A new study suggests that surgical care for renal trauma cases is evolving in two different directions: Endovascular procedures have become more common for blunt trauma, supplanting nephrectomy and laceration repair.
A new study suggests that surgical care for renal trauma cases is evolving in two different directions: Endovascular procedures have become more common for blunt trauma, supplanting nephrectomy and laceration repair. But surgeons still prefer surgical exploration and laceration repair for penetrating trauma injuries, although endovascular procedures are on the rise somewhat.
Dr. Terlecki"Less blunt trauma is being managed surgically overall, with a strong drop in nephrectomy, but the rate of renal repair among patients who are taken to the OR hasn't really changed. We were surprised that these rates hadn't changed, and we were surprised to see the rise in endovascular management of penetrating trauma,” said study co-author Ryan P. Terlecki, MD, associate professor of urology at Wake Forest Baptist Health, Winston-Salem, NC.
At issue: How are surgeons treating renal trauma cases like those caused by gunshots and accidents?
For the study, which was presented at the AUA annual meeting in Boston, the authors performed a retrospective cross-sectional analysis of blunt and penetrating renal trauma cases via the National Trauma Data Bank. They looked at 4,296 cases (2,635 of blunt trauma and 1,661 of penetrating trauma) from 2002-2012 that were treated with intervention.
According to Dr.
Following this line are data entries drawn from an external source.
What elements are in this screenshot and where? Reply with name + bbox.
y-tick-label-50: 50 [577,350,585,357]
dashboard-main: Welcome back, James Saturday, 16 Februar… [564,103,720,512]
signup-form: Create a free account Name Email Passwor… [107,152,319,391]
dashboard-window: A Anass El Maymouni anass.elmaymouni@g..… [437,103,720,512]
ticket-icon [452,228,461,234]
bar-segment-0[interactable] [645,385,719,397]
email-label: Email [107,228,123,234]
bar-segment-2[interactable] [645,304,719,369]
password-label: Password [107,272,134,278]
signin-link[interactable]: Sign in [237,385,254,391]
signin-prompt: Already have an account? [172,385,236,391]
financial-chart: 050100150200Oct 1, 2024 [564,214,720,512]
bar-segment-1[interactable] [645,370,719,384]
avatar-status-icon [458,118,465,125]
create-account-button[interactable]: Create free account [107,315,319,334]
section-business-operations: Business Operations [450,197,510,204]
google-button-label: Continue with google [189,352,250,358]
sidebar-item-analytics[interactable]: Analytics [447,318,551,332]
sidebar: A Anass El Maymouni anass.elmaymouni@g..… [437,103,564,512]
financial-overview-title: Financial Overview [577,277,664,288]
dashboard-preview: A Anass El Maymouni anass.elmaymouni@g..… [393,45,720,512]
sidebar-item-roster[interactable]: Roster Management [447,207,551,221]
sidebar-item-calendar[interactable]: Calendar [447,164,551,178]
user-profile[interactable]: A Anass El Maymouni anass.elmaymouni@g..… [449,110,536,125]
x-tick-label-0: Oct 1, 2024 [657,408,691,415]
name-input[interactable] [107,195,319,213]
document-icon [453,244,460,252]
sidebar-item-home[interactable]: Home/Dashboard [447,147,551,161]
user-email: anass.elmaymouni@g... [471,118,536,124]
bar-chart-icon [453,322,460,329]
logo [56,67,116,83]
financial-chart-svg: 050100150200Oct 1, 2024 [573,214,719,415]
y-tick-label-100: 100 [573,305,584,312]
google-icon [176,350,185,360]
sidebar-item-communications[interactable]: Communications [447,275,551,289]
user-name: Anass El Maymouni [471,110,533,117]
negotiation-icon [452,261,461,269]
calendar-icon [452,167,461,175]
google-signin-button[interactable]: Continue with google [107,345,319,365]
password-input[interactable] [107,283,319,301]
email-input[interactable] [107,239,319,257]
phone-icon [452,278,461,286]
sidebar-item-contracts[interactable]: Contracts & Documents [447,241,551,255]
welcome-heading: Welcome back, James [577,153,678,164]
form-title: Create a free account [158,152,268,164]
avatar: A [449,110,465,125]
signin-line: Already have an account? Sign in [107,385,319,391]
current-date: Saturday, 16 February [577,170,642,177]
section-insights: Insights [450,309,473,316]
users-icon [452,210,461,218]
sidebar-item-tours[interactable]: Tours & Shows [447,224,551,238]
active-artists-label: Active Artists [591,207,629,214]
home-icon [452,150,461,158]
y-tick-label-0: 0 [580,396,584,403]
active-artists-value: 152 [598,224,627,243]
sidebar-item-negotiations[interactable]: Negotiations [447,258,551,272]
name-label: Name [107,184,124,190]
Terlecki, the study authors had expected to see less surgery for blunt injuries, but not necessarily for penetrating injuries.
"If patients are stable and have blunt trauma kidney injuries, we often observe them with serial physical examinations and monitoring of their blood counts and occasionally put them on modified bed rest," he said. "Embolization is an option to consider if these more conservative options fail, but so is surgery. It is clear to see which one is less invasive. The risk of surgery is that opening of that collection of blood behind the fascia can make the operation very challenging, such that some providers may find it simpler and faster to remove the entire kidney. But in some cases, devastating injuries or the patient's overall condition may necessitate this approach."
The authors predicted that for cases still going to the operating room, "the injuries are likely to be more severe and more likely to lead to nephrectomy so that the rates of repair would fall among all cases going to the OR," Dr. Terlecki said. "We felt this hypothesis was further strengthened by the concept that less surgery overall for blunt kidney trauma would mean less experience among providers in managing these types of operations, and therefore less confidence in repair, which is often a more challenging operation than removing the kidney."
However, he said, "Our analysis did not show a drop in the rate of repair among cases going to the operating room." About 80% of cases that do involve surgical intervention in blunt trauma cases are laceration repair, and this proportion remains stable.
Among blunt renal cases, endovascular procedures grew from 1.4% in 2002 to 53.3% in 2012 (p<.01), while nephrectomy fell from 8.2% to 2.1% (p=.068) over that time period. Laceration repair fell from 32.9% to 10.2% (p<.01).
What about penetrating injuries? In these injuries, "the fascia-the internal 'pressure dressing'-has been disrupted, and there is often the possibility of injury to other structures (e.g., bowel)," Dr. Terlecki said. "The traditional dogma is that these patients undergo surgical exploration. However, there may be instances of isolated injuries in stable patients, and our imaging technology is quite sophisticated at this point. Thus, we also wanted to see if the trend in increased use of interventional radiology (i.e., embolization) was also crossing over into the realm of penetrating injuries. Surprisingly, it has."
For penetrating cases, the percentage of endovascular procedures grew from 0 in 2002 to 11.3% in 2012 (p<.01), while nephrectomy fell from 19.3% to 4.4% (p<.01). Laceration repair stayed steady at 75.4% and 70.9% for 2002 and 2012 (p=.91).
Dr. Terlecki cautions that the study does not provide guidance to physicians about patient management and selection.
"However, the trend of increased use at least suggests the possibility that endovascular management may be considered increasingly useful and effective for cases of penetrating renal trauma," he said. "This information is relevant to urologists, trauma/general surgeons, emergency medicine providers, and interventional radiologists.”